Keku customer service number — how to find it and use it effectively
Where to look for Keku’s official customer service number
Keku’s publicly listed contact details can change; the most reliable place to find an official phone number is inside your secure Keku account dashboard and on Keku’s own support pages. Check the support section at https://www.keku.com/support and the bottom (footer) of your account portal for a dedicated “Contact” or “Support” entry. For contractual or escalation contacts, the details are usually included in the invoice or the signed service agreement you received when the account was created.
Third‑party directories, reseller pages, and forum posts frequently show outdated phone numbers. To avoid wasting time or risking fraud, do not rely on search engine snippets alone. If your account is managed by a reseller, the reseller’s support phone and escalation path will typically be the first line of contact — that number will be on invoices and the reseller portal rather than on Keku’s retail pages.
How to prepare before you call Keku support
Gather the essential account and technical data before you call so the agent can diagnose problems quickly. Required items: your Keku account ID, full account email, the last four digits of the payment method on file, invoice number (if billing related), and the exact DID(s) or virtual numbers involved. For technical issues, record the exact time (including timezone) of the failed call, caller and callee numbers, and whether the problem is consistent or intermittent.
For SIP/VoIP problems, capture or have ready these technical details: SIP username and domain as shown in the portal, SIP server/registrar, transport protocol (UDP/TCP/TLS), SIP port (commonly 5060 for UDP/TCP or 5061 for TLS), and RTP port range (commonly 10000–20000). Also note codec preferences (e.g., G.711 µ-law/alaw, G.729), whether SRTP is enabled, and any NAT traversal tools in use (STUN/TURN). Providing a short packet capture (pcap) or SIP trace and the device model and firmware version cuts average resolution time dramatically.
Phone support alternatives and escalation paths
If you cannot find or reach a live phone number, Keku offers multiple non‑voice support channels that can be faster for certain issues: a ticketing system inside the account portal, email support, and an online knowledge base. Open a ticket through the portal and include the technical artefacts described above; an initial ticket acknowledgement should arrive within a few hours during business days and allows engineers to work asynchronously on the issue.
For outages and contractual escalations, look for an “emergency” or “critical incident” procedure in your service agreement. Enterprise customers usually have a dedicated Technical Account Manager (TAM) or a hotline number listed in the SLA. If your issue involves number porting, billing disputes, or E911 provisioning, specify that when opening a ticket — those teams have different workflows and response time targets (for example, many providers aim to respond to critical incidents within 1–2 hours and to standard tickets within 24–48 hours).
Billing, porting, and account disputes: practical details
When contacting billing, have the invoice number, charge date, the last four of the card used, and a clear description of the disputed amount. Dispute timelines commonly require notification within 30 calendar days of the charge; check your contract for exact limits. Porting a number into Keku typically requires a recent copy of the current carrier invoice (last 30–60 days) and an authorization form (LOA). Typical local number porting can take 7–30 business days; toll‑free or inter‑carrier special cases may take longer (up to 45 days) depending on the losing carrier.

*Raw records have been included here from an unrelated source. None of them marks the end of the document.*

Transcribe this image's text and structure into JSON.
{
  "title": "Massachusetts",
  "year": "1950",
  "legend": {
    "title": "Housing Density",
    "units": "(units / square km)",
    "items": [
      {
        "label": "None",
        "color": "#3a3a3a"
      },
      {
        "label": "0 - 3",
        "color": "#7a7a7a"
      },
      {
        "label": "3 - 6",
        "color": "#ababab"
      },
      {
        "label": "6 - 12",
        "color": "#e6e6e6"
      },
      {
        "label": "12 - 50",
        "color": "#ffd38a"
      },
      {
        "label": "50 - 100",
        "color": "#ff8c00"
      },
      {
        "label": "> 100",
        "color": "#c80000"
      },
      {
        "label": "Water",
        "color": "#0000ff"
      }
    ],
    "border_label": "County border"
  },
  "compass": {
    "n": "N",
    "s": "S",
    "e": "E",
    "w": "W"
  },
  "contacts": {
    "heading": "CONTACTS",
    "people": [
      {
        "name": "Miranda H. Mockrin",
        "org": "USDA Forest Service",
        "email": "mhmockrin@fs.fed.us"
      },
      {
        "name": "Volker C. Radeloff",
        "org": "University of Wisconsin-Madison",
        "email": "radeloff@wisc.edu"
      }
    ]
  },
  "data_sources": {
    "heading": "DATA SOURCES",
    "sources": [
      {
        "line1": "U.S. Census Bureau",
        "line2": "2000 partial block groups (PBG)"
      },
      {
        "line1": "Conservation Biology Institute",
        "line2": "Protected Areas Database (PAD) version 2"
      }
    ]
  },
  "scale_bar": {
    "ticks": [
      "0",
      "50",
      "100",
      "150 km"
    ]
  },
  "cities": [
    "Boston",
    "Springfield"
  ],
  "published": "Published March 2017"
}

Refund and cancellation rules are contract dependent. Small accounts often have monthly prepay billing cycles; enterprise arrangements may have termination fees or minimum terms. If you need a refund or invoice correction, escalate through the billing ticket route and request a timestamped response; if resolution stalls past the SLA, escalate to the account manager or use the formal dispute clause in your contract.
Technical support: common root causes and exact fixes
Common VoIP issues that support will check first include NAT/firewall blocking (SIP signalling or RTP ports closed), codec mismatches, excessive network packet loss (>1%), high jitter (>30–60 ms), or MOS below 3.7. Practical fixes to try and report before calling: open UDP 5060 (or 5061 for TLS) and the RTP port range 10000–20000 in the firewall, enable STUN if behind symmetric NAT, prefer G.711 for troubleshooting, and test using a wired connection to remove Wi‑Fi variables.
If you provide a packet capture, support will look for repeated Retransmits or 4xx SIP responses and for RTP packet gaps. Useful network diagnostics to run and include in your support ticket: ping and traceroute to the SIP server, an RTP stream test (e.g., using sipp or a media test tool), and an A/V test call from the device to a publicly reachable echo server. Providing these diagnostics reduces average time to resolution from hours to often under one business day.
- Quick troubleshooting checklist: confirm account/caller details, record timestamps (UTC), check SIP transport and ports (5060/5061), verify RTP range (10000–20000), test with G.711, capture a short pcap or SIP trace, note firmware/version of SIP device, try wired LAN to rule out Wi‑Fi.
- Essential info to have when calling or opening a ticket: Keku account ID, full email on account, invoice number (if billing), DID(s) affected, local timezone and exact timestamps of incidents, call flow sample (caller->callee), and any error messages returned by endpoints (e.g., 403, 408, 503).